Work situation is slammed now. I prepared an upload file for the database that was 1800 records long. Uploaded it and somehow the information corrupted and my telephone number was placed in the field for the actual supplier number. This database feeds data to the buyers database, so I have buyers calling me from all over the world pricing out a pallet of screws, or a hydraulic joint. I don't even know what the hell the company even makes.


Wednesday, May 07, 2003

Dying for a ride

So I'm really dying to go to Cedar Point and ride the new ride. I don't have anyone to go with, so I am asking Jeff if he would want to go. Maybe not a good idea, but he seems like a nice guy and nothing like a day at the park to see if you can tolerate each other.


Friday, May 02, 2003

First Impressions

So I met Jeff this weekend.
First impressions: A really nice guy who is a hell of a lot more attractive in person than his picture reveals. Kind of comical seeing several straight women cruising him as we were at the movie theater. That he didn't even notice…even funnier.

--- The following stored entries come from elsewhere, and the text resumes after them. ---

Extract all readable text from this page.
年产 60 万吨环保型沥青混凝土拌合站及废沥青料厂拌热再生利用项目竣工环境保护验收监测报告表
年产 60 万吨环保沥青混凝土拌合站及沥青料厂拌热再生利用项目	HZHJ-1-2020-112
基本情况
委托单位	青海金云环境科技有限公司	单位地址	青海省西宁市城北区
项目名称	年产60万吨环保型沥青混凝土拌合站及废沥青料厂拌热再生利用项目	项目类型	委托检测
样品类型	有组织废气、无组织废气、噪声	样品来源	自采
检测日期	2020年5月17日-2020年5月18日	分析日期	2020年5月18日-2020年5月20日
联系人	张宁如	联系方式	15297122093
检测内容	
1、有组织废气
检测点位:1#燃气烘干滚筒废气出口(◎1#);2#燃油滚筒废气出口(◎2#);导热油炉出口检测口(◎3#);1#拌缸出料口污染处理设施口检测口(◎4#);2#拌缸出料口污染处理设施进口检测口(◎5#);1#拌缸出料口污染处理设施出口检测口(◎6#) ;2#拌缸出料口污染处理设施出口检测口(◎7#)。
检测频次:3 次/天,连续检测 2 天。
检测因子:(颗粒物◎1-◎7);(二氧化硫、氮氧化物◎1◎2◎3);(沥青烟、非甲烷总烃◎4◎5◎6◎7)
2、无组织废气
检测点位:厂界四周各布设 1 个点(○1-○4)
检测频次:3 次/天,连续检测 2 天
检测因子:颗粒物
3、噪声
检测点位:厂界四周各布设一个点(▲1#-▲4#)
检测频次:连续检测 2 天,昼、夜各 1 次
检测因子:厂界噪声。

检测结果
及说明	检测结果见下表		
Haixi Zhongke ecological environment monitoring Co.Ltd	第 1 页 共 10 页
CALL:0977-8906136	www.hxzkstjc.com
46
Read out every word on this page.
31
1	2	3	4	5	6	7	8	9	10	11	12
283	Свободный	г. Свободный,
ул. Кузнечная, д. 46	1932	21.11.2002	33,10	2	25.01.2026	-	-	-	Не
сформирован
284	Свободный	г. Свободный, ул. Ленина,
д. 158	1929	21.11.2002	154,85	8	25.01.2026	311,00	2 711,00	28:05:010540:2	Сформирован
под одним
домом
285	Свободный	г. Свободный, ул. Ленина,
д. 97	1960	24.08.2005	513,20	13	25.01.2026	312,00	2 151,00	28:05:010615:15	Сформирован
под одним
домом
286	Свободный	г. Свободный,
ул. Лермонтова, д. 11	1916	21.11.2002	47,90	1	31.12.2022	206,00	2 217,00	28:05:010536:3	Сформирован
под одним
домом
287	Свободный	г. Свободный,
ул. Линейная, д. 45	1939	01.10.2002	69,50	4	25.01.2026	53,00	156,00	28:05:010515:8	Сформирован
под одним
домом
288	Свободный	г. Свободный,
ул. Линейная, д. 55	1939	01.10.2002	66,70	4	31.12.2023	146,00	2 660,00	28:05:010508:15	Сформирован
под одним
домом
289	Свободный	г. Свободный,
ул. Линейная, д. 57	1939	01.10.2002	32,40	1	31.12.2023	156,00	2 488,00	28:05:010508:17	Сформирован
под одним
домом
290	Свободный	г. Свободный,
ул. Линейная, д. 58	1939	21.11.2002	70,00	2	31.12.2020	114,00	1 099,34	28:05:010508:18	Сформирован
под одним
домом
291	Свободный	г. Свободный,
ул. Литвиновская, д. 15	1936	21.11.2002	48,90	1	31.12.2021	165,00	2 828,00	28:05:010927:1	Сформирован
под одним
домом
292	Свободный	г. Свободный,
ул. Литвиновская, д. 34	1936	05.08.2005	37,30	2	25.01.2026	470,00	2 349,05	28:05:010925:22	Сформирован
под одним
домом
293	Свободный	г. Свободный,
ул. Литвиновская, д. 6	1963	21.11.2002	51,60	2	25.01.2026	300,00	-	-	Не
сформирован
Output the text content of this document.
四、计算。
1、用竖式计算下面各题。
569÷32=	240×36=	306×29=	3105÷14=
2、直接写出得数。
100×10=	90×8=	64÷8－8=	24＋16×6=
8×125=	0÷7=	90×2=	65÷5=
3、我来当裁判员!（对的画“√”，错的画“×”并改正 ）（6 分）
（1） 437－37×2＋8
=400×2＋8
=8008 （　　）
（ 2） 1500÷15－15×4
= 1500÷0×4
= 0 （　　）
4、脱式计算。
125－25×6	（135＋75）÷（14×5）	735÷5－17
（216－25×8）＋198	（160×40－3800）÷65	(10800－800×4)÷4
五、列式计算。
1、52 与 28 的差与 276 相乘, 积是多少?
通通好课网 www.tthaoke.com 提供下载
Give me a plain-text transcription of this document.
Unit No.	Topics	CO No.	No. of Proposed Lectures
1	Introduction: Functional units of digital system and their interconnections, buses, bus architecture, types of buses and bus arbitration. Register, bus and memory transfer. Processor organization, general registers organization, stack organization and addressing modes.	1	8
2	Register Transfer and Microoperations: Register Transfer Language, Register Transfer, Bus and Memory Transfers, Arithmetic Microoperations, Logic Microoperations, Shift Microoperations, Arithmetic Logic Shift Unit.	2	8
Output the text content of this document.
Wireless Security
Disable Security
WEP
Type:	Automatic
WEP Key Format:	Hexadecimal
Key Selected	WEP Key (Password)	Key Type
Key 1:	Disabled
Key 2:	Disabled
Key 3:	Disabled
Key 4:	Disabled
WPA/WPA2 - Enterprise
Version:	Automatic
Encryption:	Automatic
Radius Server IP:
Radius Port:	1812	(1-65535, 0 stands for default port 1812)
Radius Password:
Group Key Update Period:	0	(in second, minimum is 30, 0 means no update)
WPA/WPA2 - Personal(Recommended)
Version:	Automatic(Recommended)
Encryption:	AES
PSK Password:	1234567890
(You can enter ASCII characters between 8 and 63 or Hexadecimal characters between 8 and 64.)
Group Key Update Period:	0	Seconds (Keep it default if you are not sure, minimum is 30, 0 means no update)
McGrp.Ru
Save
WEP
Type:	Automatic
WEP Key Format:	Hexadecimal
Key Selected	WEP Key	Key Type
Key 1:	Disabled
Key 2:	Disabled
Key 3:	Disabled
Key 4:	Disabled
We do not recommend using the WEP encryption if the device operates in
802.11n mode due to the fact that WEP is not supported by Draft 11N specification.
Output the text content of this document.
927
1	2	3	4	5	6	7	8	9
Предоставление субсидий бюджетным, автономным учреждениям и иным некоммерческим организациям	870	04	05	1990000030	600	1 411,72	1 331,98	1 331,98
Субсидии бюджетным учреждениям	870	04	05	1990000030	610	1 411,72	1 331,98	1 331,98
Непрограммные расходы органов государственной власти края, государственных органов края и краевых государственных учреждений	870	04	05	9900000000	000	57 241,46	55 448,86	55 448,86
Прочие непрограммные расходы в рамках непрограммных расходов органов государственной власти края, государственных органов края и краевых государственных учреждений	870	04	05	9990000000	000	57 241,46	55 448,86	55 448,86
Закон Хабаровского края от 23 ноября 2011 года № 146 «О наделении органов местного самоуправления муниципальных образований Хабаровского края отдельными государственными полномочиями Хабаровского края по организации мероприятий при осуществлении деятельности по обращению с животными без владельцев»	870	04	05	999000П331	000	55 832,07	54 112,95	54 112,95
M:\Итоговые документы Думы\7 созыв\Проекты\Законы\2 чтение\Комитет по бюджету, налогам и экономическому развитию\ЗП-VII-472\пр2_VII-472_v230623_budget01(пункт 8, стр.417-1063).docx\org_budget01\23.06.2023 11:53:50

Shocked me when he brought Fig Newton cookies for the evening. I had forgotten that I had told him that I had never had a Fig Newton before. Not bad…the cookie that is. Now the big question…Was I just on a date?

I may have to ask my out of town friend Philip and see what he says. It just seems like this suddenly became a date. I'm not sure….but is that a bad thing? I haven't had a date in a very long time. I can't believe it has been a year since I broke up with JP. Six years of my life, ended…wow. Am I even ready to date? Not sure yet…but I guess I know one way to find out.